The finance references are optional for an unrelated general-cache refresh but
must be configured as a complete ten-field group. When complete, the refresh
helper writes them only to the dedicated owner-only mode-0600 JSON file at
~/.openclaw/financial-dashboard/scraper-credentials.json; they are never
written to the gateway-exported .secrets-cache. The two National Grid
scrapers intentionally share one pair. The weekly finance helper reads this
file directly, removes any stale finance names from ordinary child
environments, and injects one pair as SCRAPER_USER / SCRAPER_PW only for a
guarded re-authentication child. It never reads .env-token or invokes op.
The helper:
- refuses to run without
--interactive, a real terminal, and the owner
typing the displayed confirmation word;
- accepts only regular owner-owned mode-
0600 cache and seed files;
- calls only
op read for configured exact fields;
- never prints field references or values;
- requires every configured field before changing the cache;
- shell-quotes every general-cache value, writes mode-
0600 temporary files,
fsyncs them, and atomically renames the general and optional dedicated
finance cache independently; and
- leaves both previous caches byte-for-byte intact on field-read, validation,
or temporary-write errors; each cache is then installed with its own atomic
rename.
Restart only services that need rotated values after a successful refresh.
Payment information
Treat payment fields as highly sensitive interactive-only data.

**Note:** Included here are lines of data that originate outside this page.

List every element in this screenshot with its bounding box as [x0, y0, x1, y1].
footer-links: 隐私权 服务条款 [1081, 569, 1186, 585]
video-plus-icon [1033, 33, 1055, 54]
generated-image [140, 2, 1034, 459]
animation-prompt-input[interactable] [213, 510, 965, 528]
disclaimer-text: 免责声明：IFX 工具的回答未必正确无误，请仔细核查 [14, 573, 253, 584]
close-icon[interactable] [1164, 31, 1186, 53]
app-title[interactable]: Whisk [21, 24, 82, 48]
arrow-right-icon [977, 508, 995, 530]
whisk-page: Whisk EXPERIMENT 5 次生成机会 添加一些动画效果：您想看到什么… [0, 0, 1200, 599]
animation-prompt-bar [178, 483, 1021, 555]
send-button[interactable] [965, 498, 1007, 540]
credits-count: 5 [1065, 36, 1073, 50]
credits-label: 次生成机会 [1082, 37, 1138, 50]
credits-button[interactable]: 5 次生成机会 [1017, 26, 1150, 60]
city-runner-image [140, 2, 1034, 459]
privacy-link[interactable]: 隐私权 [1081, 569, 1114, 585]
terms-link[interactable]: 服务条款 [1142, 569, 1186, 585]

- Retrieve only the specific fields required by an explicitly authorized
checkout.
- Inject values directly into the approved checkout; never display them in
chat, terminal output, screenshots, logs, or saved automation artifacts.
- Show the user the merchant, item, quantity, delivery details, recurring
terms, and final total, then obtain explicit confirmation before submission.
- Stop for MFA, a changed total, an unexpected subscription, or an unfamiliar
payment/cancellation term.
- Never add payment fields to
.secrets-cache or the refresh seed.
Diagnosis
When a service reports missing credentials:
- Determine whether it is interactive or LaunchAgent-owned.
- For LaunchAgents, inspect only cache presence, ownership, mode, required key
names, and child command paths. Never test by invoking
op.
- For interactive work, verify
op authentication with a non-revealing status
command, then retry one exact-field read without printing its result.
- Run
openclaw-refresh-secrets --interactive when the cache needs repair.
The repeated Tahoe GUI prompt/hang is resolved by removing op from the entire
LaunchAgent process tree, not by adding OP_SERVICE_ACCOUNT_TOKEN.